Simon woke with a start, his pyjamas drenched in sweat, his heart racing, Avrak Walker's word still resounding in his head … Why couldn't those stupid memories just leave him alone? He didn't want to remember anything he and Morgan had done together. It only made the contents of the last vision, his cousin's dreadful treachery, and the uncertainty whether it was true of false, so much worse.
Irritably, he groped around for his glasses, found them, put them on lopsidedly, and slid out of bed, his thoughts still on the meaning of the mysterious message of his grandfather. As far as he could tell, the first part was merely an incentive to keep trying. Avrak had always said that quitters never won anything, and winners never quit anything. As for the rest of the message, he could only assume it had something to do with the first part, because neither he nor Morgan had ever expressed any desire to join the military, and where else than in war would they find a battle to fight?

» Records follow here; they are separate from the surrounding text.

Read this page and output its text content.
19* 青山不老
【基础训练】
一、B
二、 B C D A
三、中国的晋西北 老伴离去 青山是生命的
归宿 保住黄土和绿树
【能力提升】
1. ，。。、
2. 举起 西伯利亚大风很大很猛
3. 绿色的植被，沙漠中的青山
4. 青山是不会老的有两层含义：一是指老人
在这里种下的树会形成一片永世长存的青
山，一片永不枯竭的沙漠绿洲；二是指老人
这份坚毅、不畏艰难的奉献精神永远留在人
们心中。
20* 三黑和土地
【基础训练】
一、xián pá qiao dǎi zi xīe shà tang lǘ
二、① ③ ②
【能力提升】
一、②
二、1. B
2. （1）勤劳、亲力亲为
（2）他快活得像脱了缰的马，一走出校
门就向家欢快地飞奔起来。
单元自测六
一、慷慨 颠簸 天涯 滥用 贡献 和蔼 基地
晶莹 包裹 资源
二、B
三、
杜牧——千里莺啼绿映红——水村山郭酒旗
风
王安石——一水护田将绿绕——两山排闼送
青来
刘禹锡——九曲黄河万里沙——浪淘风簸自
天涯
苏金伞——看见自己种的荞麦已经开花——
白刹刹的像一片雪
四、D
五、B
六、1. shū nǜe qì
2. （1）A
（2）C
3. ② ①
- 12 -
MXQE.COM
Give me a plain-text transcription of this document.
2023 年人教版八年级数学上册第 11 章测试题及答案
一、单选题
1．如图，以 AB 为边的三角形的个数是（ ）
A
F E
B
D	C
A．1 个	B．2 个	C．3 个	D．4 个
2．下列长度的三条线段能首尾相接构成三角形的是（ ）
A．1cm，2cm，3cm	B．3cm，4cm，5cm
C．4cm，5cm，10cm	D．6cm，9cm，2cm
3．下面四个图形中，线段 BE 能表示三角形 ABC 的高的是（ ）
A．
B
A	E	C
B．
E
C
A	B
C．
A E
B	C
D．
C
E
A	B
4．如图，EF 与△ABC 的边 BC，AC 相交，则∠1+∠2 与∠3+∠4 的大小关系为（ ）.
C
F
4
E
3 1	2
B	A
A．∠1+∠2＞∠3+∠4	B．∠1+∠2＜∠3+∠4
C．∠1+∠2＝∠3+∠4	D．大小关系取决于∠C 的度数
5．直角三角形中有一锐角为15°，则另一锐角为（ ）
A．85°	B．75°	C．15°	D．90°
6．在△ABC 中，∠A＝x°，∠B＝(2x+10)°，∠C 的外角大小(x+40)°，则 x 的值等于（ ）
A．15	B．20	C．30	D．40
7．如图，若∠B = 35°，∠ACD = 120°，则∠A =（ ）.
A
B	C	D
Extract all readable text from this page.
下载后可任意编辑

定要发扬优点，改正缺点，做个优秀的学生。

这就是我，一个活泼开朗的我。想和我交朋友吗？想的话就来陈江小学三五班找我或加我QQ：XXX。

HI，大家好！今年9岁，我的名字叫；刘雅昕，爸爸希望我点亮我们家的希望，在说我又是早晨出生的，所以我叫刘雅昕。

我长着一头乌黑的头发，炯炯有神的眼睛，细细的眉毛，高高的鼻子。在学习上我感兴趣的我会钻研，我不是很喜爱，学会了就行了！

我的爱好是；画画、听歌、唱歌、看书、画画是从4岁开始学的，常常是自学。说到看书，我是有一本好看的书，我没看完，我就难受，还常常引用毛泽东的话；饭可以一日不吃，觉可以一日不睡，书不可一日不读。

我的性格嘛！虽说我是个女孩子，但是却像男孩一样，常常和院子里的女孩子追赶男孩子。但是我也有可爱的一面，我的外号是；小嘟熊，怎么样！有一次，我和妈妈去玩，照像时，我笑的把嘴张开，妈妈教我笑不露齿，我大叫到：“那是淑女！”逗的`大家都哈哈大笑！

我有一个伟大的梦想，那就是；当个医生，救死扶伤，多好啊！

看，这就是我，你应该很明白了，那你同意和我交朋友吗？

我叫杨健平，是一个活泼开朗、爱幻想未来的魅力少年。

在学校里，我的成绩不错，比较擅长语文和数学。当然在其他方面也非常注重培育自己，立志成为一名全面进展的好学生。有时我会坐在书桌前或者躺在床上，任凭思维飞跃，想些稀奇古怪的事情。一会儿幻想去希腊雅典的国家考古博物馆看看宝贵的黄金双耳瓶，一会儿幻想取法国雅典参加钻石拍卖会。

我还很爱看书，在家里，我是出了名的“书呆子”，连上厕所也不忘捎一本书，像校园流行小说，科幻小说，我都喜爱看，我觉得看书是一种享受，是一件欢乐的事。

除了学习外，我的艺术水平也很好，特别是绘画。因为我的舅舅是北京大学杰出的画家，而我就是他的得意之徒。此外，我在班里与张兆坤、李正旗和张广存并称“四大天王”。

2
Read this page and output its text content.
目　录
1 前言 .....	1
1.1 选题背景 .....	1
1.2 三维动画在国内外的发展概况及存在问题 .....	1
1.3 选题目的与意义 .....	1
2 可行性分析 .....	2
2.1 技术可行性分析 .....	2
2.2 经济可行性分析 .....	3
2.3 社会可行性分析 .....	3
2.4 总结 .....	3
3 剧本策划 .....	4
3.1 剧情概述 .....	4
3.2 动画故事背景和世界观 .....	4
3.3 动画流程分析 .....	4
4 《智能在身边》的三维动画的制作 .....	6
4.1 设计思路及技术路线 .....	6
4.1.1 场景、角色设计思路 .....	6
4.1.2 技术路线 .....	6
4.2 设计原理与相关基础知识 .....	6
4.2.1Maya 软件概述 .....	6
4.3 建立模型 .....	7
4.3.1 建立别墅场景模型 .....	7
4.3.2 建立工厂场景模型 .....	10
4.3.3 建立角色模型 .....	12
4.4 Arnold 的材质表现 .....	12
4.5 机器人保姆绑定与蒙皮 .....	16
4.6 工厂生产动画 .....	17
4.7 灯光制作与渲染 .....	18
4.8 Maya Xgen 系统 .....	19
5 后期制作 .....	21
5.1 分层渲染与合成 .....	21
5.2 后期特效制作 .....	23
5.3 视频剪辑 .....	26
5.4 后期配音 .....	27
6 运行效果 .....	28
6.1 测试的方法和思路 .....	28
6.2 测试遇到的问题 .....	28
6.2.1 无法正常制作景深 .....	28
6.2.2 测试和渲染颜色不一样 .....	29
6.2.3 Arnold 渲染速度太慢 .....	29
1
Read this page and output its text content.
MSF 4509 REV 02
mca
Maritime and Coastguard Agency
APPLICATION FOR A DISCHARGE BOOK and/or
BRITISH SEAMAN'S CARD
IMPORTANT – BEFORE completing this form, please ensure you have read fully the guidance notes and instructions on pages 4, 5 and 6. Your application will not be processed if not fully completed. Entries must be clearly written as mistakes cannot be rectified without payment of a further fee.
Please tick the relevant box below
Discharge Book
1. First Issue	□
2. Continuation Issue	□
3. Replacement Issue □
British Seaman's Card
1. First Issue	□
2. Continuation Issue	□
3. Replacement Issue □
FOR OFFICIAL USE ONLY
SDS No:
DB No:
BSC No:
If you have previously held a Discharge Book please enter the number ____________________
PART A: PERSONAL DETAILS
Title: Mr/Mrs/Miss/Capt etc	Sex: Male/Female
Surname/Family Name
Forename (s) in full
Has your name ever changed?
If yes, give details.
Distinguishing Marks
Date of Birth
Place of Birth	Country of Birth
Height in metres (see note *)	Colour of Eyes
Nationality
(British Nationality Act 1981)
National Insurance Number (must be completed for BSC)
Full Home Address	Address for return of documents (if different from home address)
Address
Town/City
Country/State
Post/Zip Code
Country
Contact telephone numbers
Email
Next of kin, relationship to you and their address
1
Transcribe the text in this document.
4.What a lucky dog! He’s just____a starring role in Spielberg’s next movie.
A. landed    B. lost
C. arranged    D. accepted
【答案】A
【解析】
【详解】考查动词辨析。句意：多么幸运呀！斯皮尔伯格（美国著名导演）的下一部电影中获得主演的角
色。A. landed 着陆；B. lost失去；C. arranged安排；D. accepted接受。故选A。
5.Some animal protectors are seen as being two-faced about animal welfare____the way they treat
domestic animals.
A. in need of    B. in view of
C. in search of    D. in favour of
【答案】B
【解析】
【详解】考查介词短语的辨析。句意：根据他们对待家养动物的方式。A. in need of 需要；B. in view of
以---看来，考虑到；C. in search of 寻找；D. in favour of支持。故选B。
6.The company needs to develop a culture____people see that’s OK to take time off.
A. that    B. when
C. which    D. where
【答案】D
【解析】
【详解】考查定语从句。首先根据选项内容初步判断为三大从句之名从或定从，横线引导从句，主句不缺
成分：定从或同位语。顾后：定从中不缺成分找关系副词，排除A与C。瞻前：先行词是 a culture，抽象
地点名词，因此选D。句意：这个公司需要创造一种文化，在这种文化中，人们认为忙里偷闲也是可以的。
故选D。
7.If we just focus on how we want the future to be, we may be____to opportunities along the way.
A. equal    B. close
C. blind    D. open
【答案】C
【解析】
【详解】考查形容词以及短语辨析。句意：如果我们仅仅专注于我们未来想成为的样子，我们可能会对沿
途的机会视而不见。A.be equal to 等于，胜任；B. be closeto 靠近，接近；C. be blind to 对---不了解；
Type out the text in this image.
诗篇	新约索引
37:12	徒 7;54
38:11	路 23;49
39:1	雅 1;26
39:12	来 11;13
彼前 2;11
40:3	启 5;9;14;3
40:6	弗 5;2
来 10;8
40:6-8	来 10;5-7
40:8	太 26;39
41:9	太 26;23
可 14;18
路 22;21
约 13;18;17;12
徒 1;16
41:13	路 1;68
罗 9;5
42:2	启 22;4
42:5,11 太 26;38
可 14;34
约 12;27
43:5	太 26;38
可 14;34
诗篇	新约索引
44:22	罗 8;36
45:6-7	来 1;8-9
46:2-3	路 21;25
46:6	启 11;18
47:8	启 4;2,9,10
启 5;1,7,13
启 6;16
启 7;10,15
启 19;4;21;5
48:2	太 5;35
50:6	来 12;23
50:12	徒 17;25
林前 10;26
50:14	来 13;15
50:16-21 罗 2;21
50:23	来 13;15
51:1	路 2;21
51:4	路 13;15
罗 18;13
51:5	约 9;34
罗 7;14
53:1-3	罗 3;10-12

But Simon didn't want to think about Morgan or Avrak either way, so he focused his attention onto the room instead. It was nothing more than a chamber, through whose small window came the sounds of the settlement. A jumble of voices here, a stomping of iron boots and clatter of weaponry there, and the occasional, unpleasant, nauseating crack of a leather whip on skin.
Simon shivered at the memory of the first time he had heard a whipping, yet again directing his thoughts into a new direction: Ever since he had (rather reluctantly) agreed to stay with Set, now two days ago, told the god about everything that happened (except the details of his passage from there to here), and found out that he had Seer's blood in turn, he had spent most of his days doing nothing but staring into a variety of jugs and bowls filled with water. Not to waste time, mind, but because this practice was supposed to open his mind for their real training later. This, however, it did not; instead, the endless hours spent silently gave a him a variety of childhood nightmares, in which he was forced to relive most of his and Morgan's past.
Simon had been quite disappointed with this natural affinity for clairvoyance at first. He would have much rather had powers to control storms, call upon infernos, waves, or something equally impressive, but learned quickly that this was impossible.
Set had explained impatiently and inexactly that not even the gods (who had their own kind of powers, such as wind-walk, which meant their superhuman strength, endurance and speed collectively, for instance) could control the elements. Although, he had added, there were some who could, to a certain extent, exert power over those natural forces such as winds and earthquakes. He hadn't been very specific about those, though.
Another topic Set did not like to discuss were the chimaeras, though from what little Simon gathered from angry outbursts and impatient asides those beasts were summons from the Duat and could, like animals, be tamed to obey their master's will.
They were still staying in Zawte, in the temple of Anubis around which the settlement had been built. And while the purpose of their prologued stay remained unclear (Set seemed to be waiting for something, but there was no indication what that could possibly be) Simon was getting more and more restless. He wanted to go home. Had he known they were planning to stay …
He shook his head irascibly. There was nothing he could have done differently. Set wasn't even letting him out sight these days, and there were always some of the god's lackeys around even if the deity himself wasn't.
Simon dressed quickly, his clothes having been freshly laundered by some of the priests of Anubis, but stopped halfway when his left elbow jammed painfully again: Over the last two days, the black rash had spread further up his shoulder and toward his neck, which felt slightly stiff, and covered most of the skin to his wrist. He pulled the sleeve back over it with a sigh. Except for the occasional rush of panic whenever he remembered it, and the fact that his arm often froze now and wouldn't move for several seconds, the rash wasn't too much of a hindrance. What was much worse was the fact that nobody, not even Set, had been able to tell him what the odd eruption of scales was, and it made him feel queasy and somewhat tainted, contaminated, as though there was something putrid slumbering inside of him.